Senator Rand Paul (R-KY) continues in his effort to establish a full-spectrum profile of policy positions with his Life at Conception Act, rolled out on his website last week as follows:
On Thursday, Sen. Paul introduced S.583, a bill that would implement equal protection under the 14th Amendment for the right to life of each born and unborn human. This legislation does not amend or interpret the Constitution, but simply relies on the 14th Amendment, which specifically authorizes Congress to enforce its provisions.
From Section 1 of the 14th Amendment:
“No State shall make or enforce any law which shall abridge the privileges or immunities of citizens of the United States; nor shall any State deprive any person of life, liberty, or property, without due process of law; nor deny to any person within its jurisdiction the equal protection of the laws.”
“The Life at Conception Act legislatively declares what most Americans believe and what science has long known- that human life begins at the moment of conception, and therefore is entitled to legal protection from that point forward,” Sen. Paul said. “The right to life is guaranteed to all Americans in the Declaration of Independence and ensuring this is upheld is the Constitutional duty of all Members of Congress.”
This seems very straightforward, but became considerably less so when Senator Paul discussed it on CNN. As chronicled at The Blaze, when interviewer Wolf Blitzer asked the most absolutely predictable question he could possibly have asked… here, hang on a second, let me prove it. What do you think the most easily anticipated question asked of a Republican on the topic of abortion is? We’ll pause for a second while you consider your reply.
(cough Todd Akin cough cough Richard Mourdock cough)
(ahem War on Women cough cough)
Well, what was your guess? If you said, “If you believe life begins at conception, which I suspect you do, you would have no exceptions for rape, incest, the life of the mother?” you win. Unfortunately, due to sequestration, you don’t win anything.
But for some strange reason, Paul didn’t seem quite ready to answer that question, because this is what he said:
What I would say is that there are thousands of exceptions. I???m a physician and every individual case is going to be different. Everything is going to be particular to that individual case and what is going on that mother and the medical circumstances of that mother…
I would say that, after birth, we???ve decided that when life begins, we have decided that we don???t have exceptions for one-day-olds or a six-month-olds. We don???t ask where they came from or how they came into being.
But it is more complicated, because the rest of it depends on the definition of when life comes in. So I don???t think it???s as simple as checking a box and saying, ???Exceptions??? or ???No exceptions.???
I???ve been there at the beginning of life. I???ve held one pound babies in my hand that I examined their eyes. I???ve been there at the end of life. There are a lot of decisions made privately by families and their doctors that really won???t, the law won???t apply to. But I think it is important that we not be flippant one way or the other and pigeonhole and say, ???Oh, this person doesn???t believe in any sort of discussion between family.???
Now, this is a very difficult topic for the American electorate. Individuals may have ironclad convictions one way or the other, but voters as a whole are deeply conflicted. And to Senator Paul’s great credit, he didn’t run away from the question or try to pettifog Wolf Blitzer into a coma, as other politicians might have been tempted to do. It’s not as though he whiffed on a softball here.
But look: every Republican is going to face this question, whether he has a strong position on abortion or not, and Paul’s Life at Conception act stakes out a very strong position.
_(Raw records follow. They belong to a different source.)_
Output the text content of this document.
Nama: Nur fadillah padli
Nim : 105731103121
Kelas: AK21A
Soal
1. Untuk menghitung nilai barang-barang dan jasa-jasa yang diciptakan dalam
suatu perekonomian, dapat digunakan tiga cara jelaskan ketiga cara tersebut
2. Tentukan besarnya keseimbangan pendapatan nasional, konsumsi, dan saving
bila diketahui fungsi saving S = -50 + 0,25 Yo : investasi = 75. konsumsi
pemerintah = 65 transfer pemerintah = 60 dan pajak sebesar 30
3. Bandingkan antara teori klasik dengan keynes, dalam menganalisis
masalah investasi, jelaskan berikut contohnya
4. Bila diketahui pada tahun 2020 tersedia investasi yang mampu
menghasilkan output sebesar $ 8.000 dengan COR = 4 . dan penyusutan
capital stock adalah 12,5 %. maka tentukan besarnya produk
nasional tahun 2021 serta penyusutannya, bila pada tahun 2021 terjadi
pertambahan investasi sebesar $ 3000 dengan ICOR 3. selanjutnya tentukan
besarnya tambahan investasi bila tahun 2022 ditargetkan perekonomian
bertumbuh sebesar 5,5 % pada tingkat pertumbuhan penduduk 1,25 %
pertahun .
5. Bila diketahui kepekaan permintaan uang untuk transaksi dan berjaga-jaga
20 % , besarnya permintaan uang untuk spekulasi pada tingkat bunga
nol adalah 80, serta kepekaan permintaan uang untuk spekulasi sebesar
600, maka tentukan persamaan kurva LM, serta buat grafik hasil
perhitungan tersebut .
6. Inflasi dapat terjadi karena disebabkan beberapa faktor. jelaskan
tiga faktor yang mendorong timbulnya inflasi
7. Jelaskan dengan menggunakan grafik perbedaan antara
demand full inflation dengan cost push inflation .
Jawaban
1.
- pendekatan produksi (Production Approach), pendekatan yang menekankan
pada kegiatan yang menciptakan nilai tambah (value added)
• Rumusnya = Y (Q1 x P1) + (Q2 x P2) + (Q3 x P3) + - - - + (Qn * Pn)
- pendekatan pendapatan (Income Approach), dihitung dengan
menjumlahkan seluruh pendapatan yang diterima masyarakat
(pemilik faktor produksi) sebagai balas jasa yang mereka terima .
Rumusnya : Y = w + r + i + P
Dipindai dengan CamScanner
Everyone needs to be ready with an answer that is both logically sound and emotionally resonant, because the media would dearly love to give Todd Akin and Richard Mourdock some company out there in political oblivion.
Those who would champion legislation as powerful as Rand Paul’s must be prepared to give commensurately powerful replies. He did a fair job of explaining why it’s a tough question to answer, but rest assured, every Republican will then be absolutely required to give an answer nonetheless… and if they don’t, their opponents will pencil one in for them. And with all due respect Senator Paul, this is legislation that will affect the lives of a great many people; it is not “flippant” to ask for specifics.
Paul’s Life at Conception Act addresses the core question of the abortion debate: is that fetus a human being or not? It’s not quite a binary “yes or no” issue, since some people believe life begins at different points during pregnancy, and almost everyone thinks human life is well under way when the baby exits the womb. Clearly, if the purpose of Paul’s proposal is to officially recognize that a human being with full 14th Amendment rights exists at the moment of conception, there can’t be as many detailed “exceptions” as his somewhat rambling response to Blitzer implies. I certainly hope there aren’t a lot of decisions my family can make privately that would override my 14th Amendment rights.
Paul might be well advised to bring in sociologist Charles Murray to consult on this issue, because his “abortion as justifiable homicide” formulation gets close to what I think the Senator was trying to say in that CNN interview… and Murray says it with brutal efficiency. If each abortion ends a human life, is it not appropriate for those who make the decision to see themselves as taking away what the Fourteenth Amendment guarantees – concluding, with appropriate gravity, that such terrible action might be necessary, while distracted by no illusions about their nature?